Stein takes the SAR oath.

The Halifax Resolves Chapter of the Sons of the American Revolution held its annual wreath-laying ceremony during Sunday’s Resolves Day observances.

The event included speakers and the unveiling of a new marker located beside one erected in 1950 which marks the spot of the first courthouse in Halifax where the Fourth Provincial Congress met from April 4 through May 15, 1776 and adopted the Halifax Resolves on April 12 of that year.

The original marker was erected by the N.C. State Highway and Public Works Commission and the N.C. Society for Preservation of Antiquities.

The new marker explains the original marker was relocated and rededicated by the Resolves Chapter on the semiquincentennial of the adoption of the Resolves.

The SAR also inducted Governor Josh Stein into the society shortly before he gave his keynote address during the annual program held by the Halifax Historical Restoration Association.

The governor’s ties to the American Revolution are through Aaron Willson who was born in 1758 in Petersham, Massachusetts — per his pension deposition — though some accounts place his birth in Winchester, New Hampshire.

In 1775, the year of the Battle of Bunker Hill, he excavated a canal on West Street in Keene, reflecting his early involvement in local civic labor. The following year, in June 1776, he enlisted for five months as a private in Captain James Wetherbe’s Company in Colonel Isaac Wyman’s Regiment of New Hampshire militia. He marched to Ticonderoga and was stationed on Mount Independence, where he served the full term of his enlistment and was discharged about early December, completing approximately five months and five days of service.

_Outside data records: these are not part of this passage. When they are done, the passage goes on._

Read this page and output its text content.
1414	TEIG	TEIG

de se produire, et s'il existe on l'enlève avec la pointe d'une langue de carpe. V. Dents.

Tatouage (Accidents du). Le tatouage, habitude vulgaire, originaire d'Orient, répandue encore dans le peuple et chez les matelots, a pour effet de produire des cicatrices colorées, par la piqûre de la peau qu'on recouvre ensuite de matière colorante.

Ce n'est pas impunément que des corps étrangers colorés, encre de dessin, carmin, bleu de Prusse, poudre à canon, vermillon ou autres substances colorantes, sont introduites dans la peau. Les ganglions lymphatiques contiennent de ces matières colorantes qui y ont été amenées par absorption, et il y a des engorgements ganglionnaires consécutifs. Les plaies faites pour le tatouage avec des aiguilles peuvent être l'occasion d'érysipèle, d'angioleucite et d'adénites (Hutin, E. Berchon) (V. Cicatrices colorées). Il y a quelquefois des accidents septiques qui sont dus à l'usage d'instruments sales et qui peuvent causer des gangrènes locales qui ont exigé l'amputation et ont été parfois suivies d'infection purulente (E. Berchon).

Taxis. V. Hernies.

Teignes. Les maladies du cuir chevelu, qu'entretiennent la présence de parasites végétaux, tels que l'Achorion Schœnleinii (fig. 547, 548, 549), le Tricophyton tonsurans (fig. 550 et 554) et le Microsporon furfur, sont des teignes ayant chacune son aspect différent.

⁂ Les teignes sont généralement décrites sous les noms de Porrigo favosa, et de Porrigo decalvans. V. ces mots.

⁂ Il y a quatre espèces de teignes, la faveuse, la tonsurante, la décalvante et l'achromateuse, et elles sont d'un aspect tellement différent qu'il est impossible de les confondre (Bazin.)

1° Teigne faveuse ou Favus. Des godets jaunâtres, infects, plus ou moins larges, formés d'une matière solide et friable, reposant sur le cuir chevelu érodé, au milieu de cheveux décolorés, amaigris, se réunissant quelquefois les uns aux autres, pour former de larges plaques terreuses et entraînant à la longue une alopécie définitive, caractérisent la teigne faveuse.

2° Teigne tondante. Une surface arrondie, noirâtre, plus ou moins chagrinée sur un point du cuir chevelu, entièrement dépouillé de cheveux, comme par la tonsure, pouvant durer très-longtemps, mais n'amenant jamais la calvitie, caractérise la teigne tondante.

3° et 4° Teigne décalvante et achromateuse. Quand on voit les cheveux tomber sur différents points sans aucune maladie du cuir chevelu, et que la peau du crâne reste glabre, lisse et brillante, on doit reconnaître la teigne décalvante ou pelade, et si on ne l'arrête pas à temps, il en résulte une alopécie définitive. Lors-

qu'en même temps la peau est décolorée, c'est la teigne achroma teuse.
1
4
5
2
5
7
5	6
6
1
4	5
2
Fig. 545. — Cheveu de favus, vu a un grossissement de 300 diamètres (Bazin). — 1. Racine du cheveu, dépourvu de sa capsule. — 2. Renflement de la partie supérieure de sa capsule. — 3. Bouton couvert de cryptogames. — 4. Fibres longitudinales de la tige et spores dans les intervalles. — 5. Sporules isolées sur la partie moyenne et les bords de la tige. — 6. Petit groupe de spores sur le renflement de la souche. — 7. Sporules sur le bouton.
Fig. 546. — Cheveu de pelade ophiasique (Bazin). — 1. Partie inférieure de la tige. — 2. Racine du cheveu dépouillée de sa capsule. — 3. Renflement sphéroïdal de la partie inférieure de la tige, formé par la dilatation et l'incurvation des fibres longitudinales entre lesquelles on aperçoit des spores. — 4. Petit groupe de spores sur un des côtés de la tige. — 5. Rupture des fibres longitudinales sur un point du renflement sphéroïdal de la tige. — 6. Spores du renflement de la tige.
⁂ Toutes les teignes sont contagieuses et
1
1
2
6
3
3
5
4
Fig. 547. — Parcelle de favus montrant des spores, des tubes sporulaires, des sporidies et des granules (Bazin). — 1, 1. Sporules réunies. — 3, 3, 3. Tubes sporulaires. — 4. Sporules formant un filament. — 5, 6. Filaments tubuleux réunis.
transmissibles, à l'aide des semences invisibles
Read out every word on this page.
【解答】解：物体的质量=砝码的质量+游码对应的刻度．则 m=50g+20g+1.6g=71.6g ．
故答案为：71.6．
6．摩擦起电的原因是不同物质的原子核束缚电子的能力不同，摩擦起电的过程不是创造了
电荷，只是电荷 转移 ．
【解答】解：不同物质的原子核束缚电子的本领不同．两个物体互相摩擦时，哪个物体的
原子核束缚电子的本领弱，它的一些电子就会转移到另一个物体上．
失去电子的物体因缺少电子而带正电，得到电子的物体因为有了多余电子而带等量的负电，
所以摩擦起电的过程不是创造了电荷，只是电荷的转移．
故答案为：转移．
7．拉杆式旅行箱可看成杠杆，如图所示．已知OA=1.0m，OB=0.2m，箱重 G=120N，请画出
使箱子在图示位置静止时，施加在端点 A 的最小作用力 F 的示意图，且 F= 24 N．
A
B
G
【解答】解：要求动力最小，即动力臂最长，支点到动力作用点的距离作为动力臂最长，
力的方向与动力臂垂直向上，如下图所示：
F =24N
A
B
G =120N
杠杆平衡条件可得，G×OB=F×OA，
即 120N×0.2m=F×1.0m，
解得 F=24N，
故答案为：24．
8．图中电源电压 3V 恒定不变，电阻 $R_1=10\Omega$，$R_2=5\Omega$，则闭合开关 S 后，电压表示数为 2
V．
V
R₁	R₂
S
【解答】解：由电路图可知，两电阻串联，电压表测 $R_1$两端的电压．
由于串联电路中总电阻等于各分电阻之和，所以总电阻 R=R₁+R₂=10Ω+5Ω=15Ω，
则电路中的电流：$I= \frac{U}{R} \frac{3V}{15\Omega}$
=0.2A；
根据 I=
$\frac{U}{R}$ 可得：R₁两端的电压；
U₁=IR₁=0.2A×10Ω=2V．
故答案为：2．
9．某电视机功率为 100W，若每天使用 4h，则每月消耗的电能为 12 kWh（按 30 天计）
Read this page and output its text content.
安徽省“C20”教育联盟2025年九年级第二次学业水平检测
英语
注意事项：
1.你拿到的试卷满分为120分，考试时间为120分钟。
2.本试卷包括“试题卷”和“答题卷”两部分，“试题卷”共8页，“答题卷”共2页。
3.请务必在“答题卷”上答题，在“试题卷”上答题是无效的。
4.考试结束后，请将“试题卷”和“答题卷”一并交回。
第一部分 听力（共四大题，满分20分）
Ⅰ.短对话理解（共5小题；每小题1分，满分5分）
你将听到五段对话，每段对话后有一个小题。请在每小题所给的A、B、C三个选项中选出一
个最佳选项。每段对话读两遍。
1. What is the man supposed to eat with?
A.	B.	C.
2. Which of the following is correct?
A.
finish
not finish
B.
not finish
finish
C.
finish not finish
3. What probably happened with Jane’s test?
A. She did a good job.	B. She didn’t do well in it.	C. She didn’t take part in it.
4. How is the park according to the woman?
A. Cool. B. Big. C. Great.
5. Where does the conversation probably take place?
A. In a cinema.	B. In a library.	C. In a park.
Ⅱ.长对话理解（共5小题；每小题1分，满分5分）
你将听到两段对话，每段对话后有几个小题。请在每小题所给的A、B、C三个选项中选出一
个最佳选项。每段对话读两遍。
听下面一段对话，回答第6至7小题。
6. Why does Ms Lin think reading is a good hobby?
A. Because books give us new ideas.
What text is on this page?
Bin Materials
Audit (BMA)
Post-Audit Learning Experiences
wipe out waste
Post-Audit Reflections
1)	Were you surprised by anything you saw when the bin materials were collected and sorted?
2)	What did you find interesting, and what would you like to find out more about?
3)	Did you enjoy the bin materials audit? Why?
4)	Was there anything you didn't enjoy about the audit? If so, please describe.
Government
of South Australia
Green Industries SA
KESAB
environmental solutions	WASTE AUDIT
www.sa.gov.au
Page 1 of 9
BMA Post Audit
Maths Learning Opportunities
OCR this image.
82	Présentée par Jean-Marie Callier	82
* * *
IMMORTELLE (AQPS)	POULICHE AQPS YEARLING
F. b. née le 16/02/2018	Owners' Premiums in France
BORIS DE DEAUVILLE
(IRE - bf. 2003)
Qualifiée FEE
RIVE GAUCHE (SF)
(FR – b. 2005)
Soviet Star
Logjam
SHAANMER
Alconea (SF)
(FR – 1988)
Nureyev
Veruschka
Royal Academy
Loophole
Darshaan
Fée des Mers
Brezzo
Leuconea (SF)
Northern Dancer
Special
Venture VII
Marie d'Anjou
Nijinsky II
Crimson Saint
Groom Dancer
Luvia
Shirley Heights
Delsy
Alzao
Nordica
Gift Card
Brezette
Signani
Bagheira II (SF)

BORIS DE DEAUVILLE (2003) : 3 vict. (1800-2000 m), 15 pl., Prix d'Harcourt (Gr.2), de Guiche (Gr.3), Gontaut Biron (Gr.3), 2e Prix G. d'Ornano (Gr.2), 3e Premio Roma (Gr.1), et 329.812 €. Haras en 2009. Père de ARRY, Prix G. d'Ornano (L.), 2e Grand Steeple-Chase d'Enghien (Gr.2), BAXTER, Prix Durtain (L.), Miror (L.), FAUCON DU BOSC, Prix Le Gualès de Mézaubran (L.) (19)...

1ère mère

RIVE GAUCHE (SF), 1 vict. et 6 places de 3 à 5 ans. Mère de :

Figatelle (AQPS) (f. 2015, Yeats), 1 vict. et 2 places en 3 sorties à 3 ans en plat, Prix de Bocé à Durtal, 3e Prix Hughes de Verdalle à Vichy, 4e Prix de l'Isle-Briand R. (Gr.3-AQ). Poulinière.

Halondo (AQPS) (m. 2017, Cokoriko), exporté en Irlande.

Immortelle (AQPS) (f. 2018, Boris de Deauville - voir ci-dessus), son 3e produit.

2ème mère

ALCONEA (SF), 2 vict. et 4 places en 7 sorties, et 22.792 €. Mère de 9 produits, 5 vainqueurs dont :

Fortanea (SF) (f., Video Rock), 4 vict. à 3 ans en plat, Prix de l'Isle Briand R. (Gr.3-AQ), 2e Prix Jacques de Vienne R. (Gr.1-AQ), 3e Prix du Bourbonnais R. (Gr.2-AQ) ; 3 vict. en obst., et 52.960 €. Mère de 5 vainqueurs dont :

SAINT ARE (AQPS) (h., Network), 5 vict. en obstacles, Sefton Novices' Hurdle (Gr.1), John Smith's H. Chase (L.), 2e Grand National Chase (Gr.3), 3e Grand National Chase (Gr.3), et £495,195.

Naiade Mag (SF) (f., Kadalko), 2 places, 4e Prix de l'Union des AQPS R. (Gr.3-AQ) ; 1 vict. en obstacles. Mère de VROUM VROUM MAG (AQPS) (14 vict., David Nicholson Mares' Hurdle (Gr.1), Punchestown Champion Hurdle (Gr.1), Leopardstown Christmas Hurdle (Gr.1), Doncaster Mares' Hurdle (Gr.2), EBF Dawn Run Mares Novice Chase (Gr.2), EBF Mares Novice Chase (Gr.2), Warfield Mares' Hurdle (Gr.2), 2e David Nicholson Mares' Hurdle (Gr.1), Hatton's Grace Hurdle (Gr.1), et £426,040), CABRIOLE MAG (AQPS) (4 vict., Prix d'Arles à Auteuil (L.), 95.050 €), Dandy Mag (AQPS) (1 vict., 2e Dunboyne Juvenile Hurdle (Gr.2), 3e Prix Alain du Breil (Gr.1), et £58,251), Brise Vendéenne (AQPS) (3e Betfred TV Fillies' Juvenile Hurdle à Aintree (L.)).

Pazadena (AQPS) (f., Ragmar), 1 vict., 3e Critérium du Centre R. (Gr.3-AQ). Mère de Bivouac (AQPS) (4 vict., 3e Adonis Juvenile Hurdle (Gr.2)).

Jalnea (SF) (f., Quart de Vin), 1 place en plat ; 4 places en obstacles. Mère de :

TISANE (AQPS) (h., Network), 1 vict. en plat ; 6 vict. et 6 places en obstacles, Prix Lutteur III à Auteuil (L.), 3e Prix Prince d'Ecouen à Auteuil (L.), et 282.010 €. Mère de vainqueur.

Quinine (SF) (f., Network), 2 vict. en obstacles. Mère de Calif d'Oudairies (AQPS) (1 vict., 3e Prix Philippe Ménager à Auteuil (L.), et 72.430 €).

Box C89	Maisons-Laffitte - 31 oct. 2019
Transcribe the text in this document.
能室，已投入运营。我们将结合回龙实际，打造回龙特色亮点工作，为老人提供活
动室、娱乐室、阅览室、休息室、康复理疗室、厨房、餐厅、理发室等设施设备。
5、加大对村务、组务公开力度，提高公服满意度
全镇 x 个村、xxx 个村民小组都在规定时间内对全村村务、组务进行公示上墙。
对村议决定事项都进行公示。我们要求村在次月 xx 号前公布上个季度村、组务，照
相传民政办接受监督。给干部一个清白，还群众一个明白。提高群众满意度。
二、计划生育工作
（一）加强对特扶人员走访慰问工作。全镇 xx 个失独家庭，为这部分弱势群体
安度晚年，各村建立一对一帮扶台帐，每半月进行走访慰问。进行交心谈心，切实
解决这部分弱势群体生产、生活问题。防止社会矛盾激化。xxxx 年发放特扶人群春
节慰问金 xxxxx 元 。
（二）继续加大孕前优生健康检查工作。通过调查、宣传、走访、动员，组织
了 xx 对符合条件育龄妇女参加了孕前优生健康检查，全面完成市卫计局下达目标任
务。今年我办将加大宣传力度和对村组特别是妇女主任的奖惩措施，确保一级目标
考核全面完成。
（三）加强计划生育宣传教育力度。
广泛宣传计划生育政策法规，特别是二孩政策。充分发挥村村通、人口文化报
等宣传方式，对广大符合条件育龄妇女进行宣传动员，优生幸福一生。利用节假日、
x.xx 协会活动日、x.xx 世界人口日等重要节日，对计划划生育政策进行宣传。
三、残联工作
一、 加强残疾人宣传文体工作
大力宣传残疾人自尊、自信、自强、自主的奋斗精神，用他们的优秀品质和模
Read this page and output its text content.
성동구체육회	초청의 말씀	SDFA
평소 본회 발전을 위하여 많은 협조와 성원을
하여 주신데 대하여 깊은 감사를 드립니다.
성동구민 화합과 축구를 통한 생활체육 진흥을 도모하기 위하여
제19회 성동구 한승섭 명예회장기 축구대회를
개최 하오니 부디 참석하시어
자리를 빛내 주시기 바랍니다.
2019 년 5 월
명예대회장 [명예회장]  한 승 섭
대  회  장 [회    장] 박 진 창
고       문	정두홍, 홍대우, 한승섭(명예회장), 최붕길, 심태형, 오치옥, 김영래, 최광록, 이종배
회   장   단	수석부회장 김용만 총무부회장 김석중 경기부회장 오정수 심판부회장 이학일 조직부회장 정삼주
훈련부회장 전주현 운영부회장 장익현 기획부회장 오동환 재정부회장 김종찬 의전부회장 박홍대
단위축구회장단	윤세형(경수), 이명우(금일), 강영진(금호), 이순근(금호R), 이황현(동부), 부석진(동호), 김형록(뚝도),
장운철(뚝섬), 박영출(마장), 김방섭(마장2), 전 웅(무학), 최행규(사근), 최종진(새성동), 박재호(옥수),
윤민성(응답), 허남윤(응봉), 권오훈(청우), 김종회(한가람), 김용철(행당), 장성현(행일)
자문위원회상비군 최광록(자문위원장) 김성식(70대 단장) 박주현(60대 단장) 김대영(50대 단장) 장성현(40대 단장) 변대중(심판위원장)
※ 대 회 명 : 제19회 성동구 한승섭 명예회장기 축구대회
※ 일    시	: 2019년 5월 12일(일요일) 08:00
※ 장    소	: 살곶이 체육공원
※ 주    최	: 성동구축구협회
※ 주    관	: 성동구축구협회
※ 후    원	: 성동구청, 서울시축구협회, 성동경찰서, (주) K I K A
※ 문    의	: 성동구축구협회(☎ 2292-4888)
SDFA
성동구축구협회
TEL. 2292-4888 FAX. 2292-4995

In 1777, during the Burgoyne campaign, an express call for men prompted him to volunteer for an alarm expedition. He served under Major Davis Howlett of Keene, and under a colonel identified in the record as either Ellis or Ashley. The detachment marched as far as Rutland, Vermont, and several miles beyond before being ordered to return home, having been absent for about 10 days. Later that same year, he again responded to an alarm following the burning of Royalton, Vermont. He rendezvoused at Charlestown, New Hampshire, and served under Major Howlett for approximately 22 days. Throughout these services, he stated that he volunteered and marched from Keene.

He later applied for and received a pension under the Act of 7 June 1832, based on his Revolutionary War service, with his declaration made in June 1833 in Cheshire County, New Hampshire. Supporting testimony was provided by Samuel Bassett of Keene, who had known him for about sixty years and recalled his service, and by John S. Blake, who served alongside him in 1776 at Mount Independence.